When I was an apprentice electrician I worked for a company that predominately dealt in hospitals.

So after only a few days on the job I was helping wire up what would become rooms with things like MRI machines and autoclaves and the like. Now I didn’t work with them directly obviously but I did work around them.

And I saw people flipping breakers wearing welding masks and using broomsticks to touch them.

Why?

Because these things would, if you didn’t respect them, kill you then set you on fire then start your heart again just to kill you a second time.

A slight exaggeration but it instilled in me a real fear of working with such things. And a respect for rules and regulations because we all wanted to go home, and the job was secondary.
CountScrofula · 41-45, M
So in my union work two of the people I worked with the closest were experts on workplace injury and OSHA(OHS in Alberta) rules and why this stuff exists.

Sometimes it's people having a bad attitude to safety. Most of the time, it's bosses who wanna cut corners on safety to maximize profits. This kills people more than anything.
DeWayfarer · 61-69, M
Even perspective is relative. There's a saying that sort of applies...

"Familiarity breeds contempt".

When it comes to safety though, those work in hazardous fields often forget this saying.

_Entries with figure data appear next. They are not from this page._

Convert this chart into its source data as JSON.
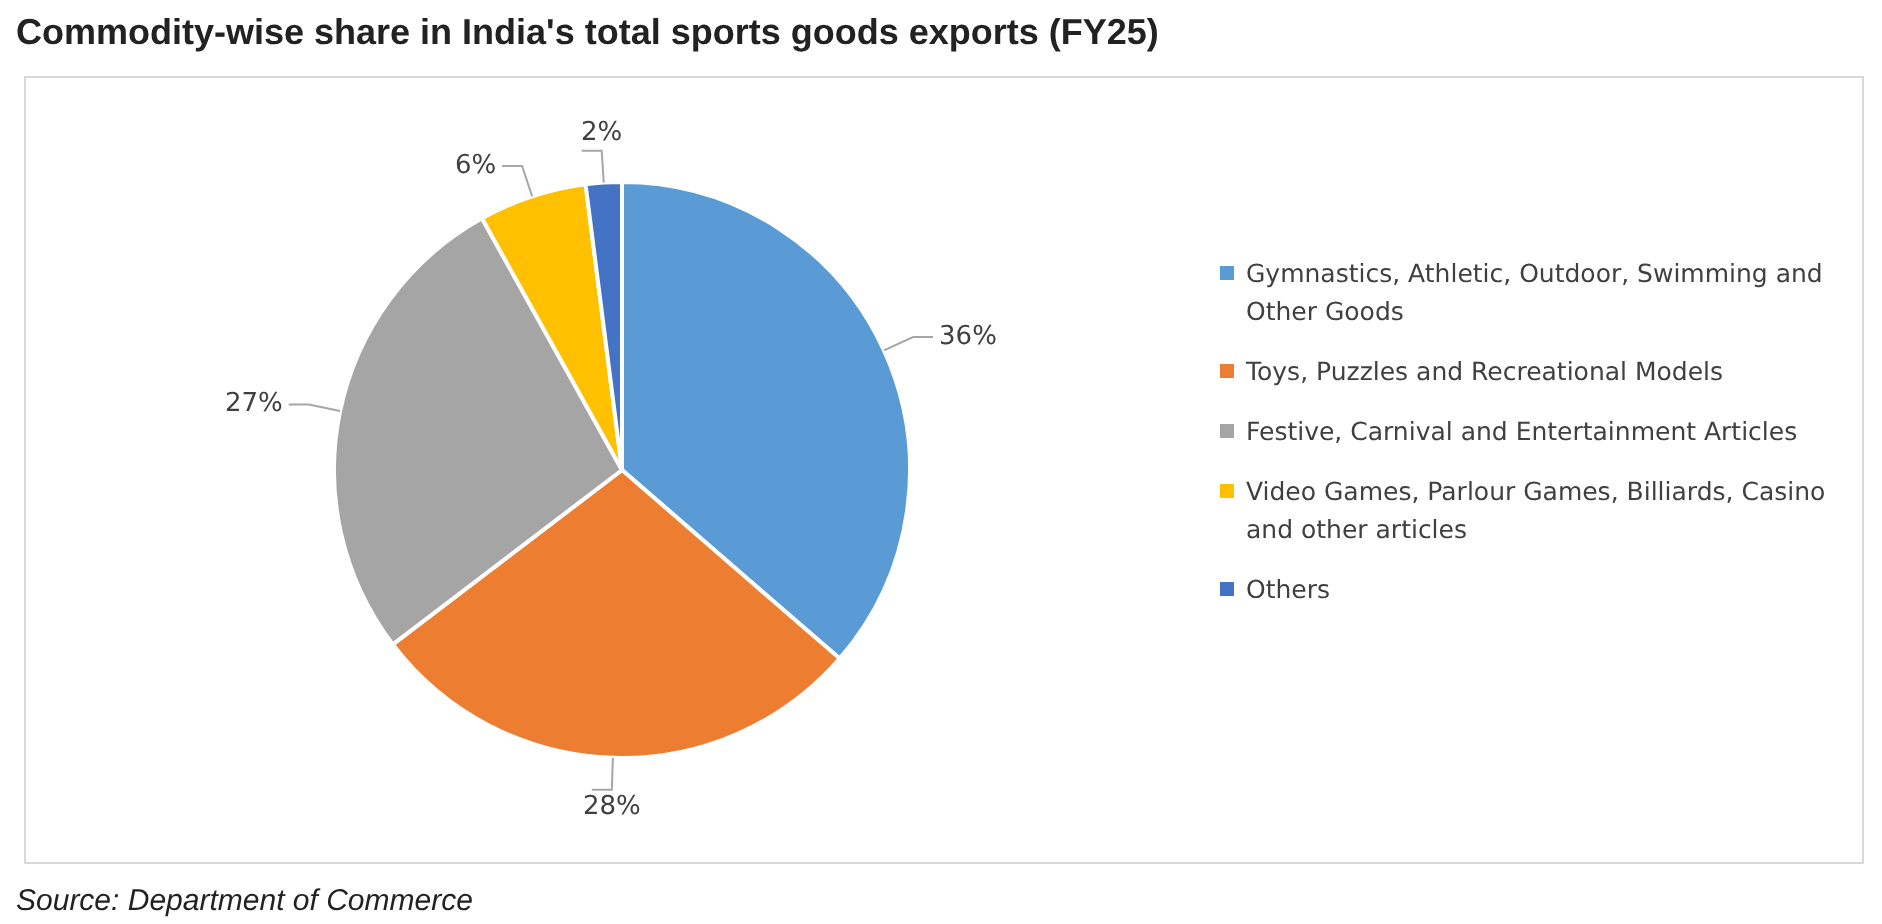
{
  "chart_data": {
    "type": "pie",
    "title": "Commodity-wise share in India's total sports goods exports (FY25)",
    "categories": [
      "Gymnastics, Athletic, Outdoor, Swimming and Other Goods",
      "Toys, Puzzles and Recreational Models",
      "Festive, Carnival and Entertainment Articles",
      "Video Games, Parlour Games, Billiards, Casino and other articles",
      "Others"
    ],
    "values": [
      36,
      28,
      27,
      6,
      2
    ],
    "value_labels": [
      "36%",
      "28%",
      "27%",
      "6%",
      "2%"
    ],
    "colors": [
      "#5b9bd5",
      "#ed7d31",
      "#a5a5a5",
      "#ffc000",
      "#4472c4"
    ],
    "legend": "right",
    "annotations": [
      "Source: Department of Commerce"
    ]
  }
}
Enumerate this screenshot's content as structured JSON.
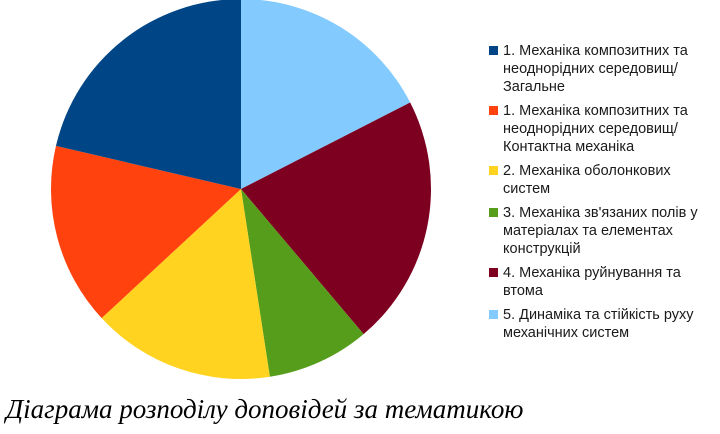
{
  "chart_data": {
    "type": "pie",
    "caption": "Діаграма розподілу доповідей за тематикою",
    "legend_position": "right",
    "slices": [
      {
        "label": "1. Механіка композитних та\nнеоднорідних середовищ/\nЗагальне",
        "value": 22,
        "color": "#004586"
      },
      {
        "label": "1. Механіка композитних та\nнеоднорідних середовищ/\nКонтактна механіка",
        "value": 16,
        "color": "#ff420e"
      },
      {
        "label": "2. Механіка оболонкових\nсистем",
        "value": 16,
        "color": "#ffd320"
      },
      {
        "label": "3. Механіка зв'язаних полів у\nматеріалах та елементах\nконструкцій",
        "value": 9,
        "color": "#579d1c"
      },
      {
        "label": "4. Механіка руйнування та\nвтома",
        "value": 22,
        "color": "#7e0021"
      },
      {
        "label": "5. Динаміка та стійкість руху\nмеханічних систем",
        "value": 18,
        "color": "#83caff"
      }
    ]
  }
}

The safety regulations often have to get around this concept and why repetition on recertification often happens yearly.

Having worked with hazardous materials for over a decade this becomes very obvious. I had to be recertified in over a dozen areas yearly even though much of it was very similar.
Heartlander · 80-89, M
I've always sort of thought of OSHA as just the shallow end or the casual end of safety. The depth of killer type dangers in some workplaces are only really apparent to the insiders and the best OSHA can do is make sure that there are safety placards and warnings posted, and that people are trained and warned. But even with all that, a simple misstep or a single skipped step in a procedure can can be a killer.
Graylight · 51-55, F
In my experience (largely EMS and public safety), OSHA is treated as King, and for the reasons you just outlined. We've never even questioned the guidelines; we just follow them because we know they're sound.

But no protection in the known world would get me to work with electricity. 😲
MethDozer · M
Eh, as a worker it's love/hate relationship.

They're good to have in general to keep the bosses and profiteers from killing you at work. Yet there's quite a few rules that are kinda eye rolly and/or make doing the actual work just nore difficult or obnoxious. Sometimes even near impossible. Murphy's law then just dictates that on onebof these cases where you bend a minor OSHA rule where it really isn't a big deal that over zealous OSHA inspector in perfectly creased jeans, sparkling clean steal toes, and a 5 year old hard hat that looks brand new comes and writes you up because the saftey cones are spaced 30 inches instead of 24 or some other dumb ass infraction. Or you didn't put a saftey harness on while moving the boom lift across the parking lot even though you never went up anywherr in it and the basket is solid wire fence up to your tits.